Media: Perspective - De Nardis can help wipe out nostalgia trips atAegis Media

All the talk on the away terrace at Yeovil on Saturday was about Ant & Dec's remake of the darts quizshow Bullseye, which was to be shown later that night. Phrases such as "bus fare home", "In one" and "You can't beat a bit of Bully" were much in evidence.

Nostalgic good humour that suggested ITV1's audience share would be high that night. But not everyone was tuning into Ant & Dec's Gameshow Marathon.

In a cab back to Yeovil Junction station (which is miles from anywhere), Hawkeye, Coxy and myself had the pleasure of being driven by a lady called Di. The tattooed Di had left her disabled husband at home in front of the telly while she did a few Saturday night jobs. Would he be watching the Bullseye remake on ITV, we excitedly enquired. "No, we don't watch ITV," she said.
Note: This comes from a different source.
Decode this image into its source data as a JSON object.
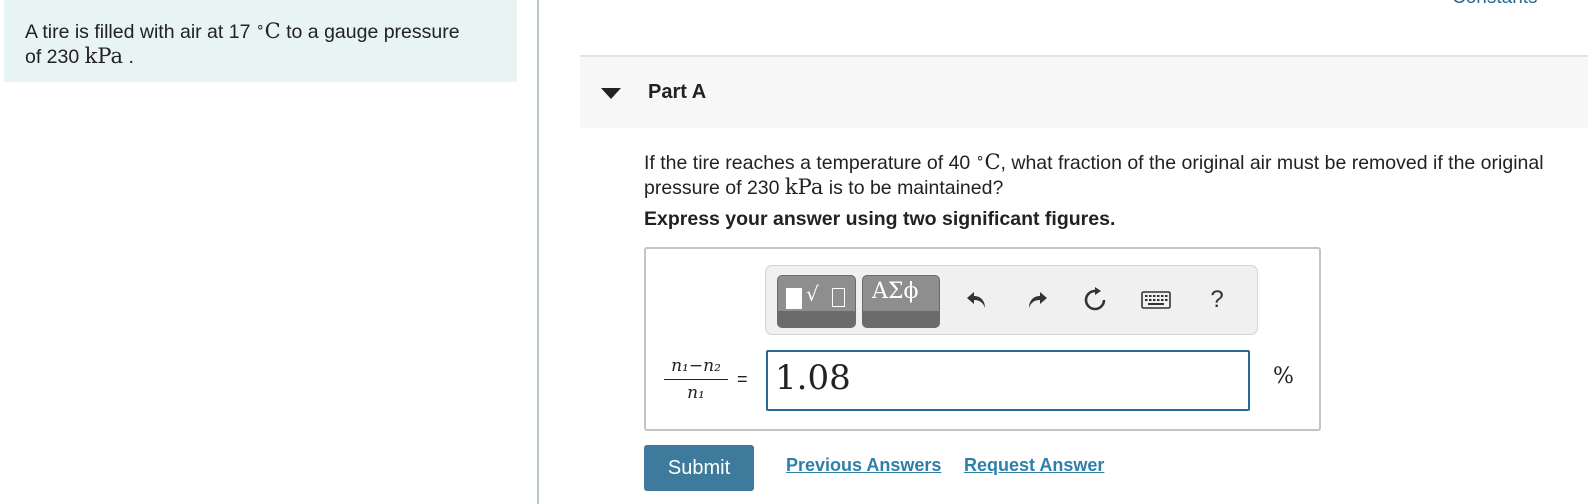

What would he be watching then? "Police chase shows," she calmly replied, as though it was the most normal thing in the world for a cab driver to say, which it probably is in Yeovil.

The football aside, then, it was refreshing to get out of the media bubble of London to find that people have some rich and strange television viewing habits.

Back to the office on Monday morning and it seemed the rural Somerset madness was still in the air with the news that Mainardo de Nardis, the chief executive of Mediaedge:cia, had just been announced as the chief executive of Aegis Media.

It seems an odd moment for de Nardis - urbane and intelligent but armed with a reputation as a tough businessman acquired during his time as Chris Ingram's fixer at CIA - to be joining Aegis, the subject of so much takeover speculation with de Nardis' WPP employers among the runners and riders.

But with Publicis dropping out of the running, other suitors are keeping their powder dry and there is still a job to do at Aegis and a clear rationale for the appointment of a global chief executive of its media arm.

The Aegis chief executive, Robert Lerwill, is not a media man by background and needs a representative to move between himself and his local operational teams at Aegis Media. Also, Aegis Group has grown significantly over the past two years, especially through diversifying on the research side, so it no longer seemed viable to have a chief executive running both the media side and the plc.

It remains to be seen, of course, if de Nardis is a good choice for the role. But, for now, his arrival creates a positive headline for Aegis, which has lost so much talent from its media operations in recent years.

It might also dispel some of the nostalgia surrounding names such as Kemoun, Rebbouh and Craze.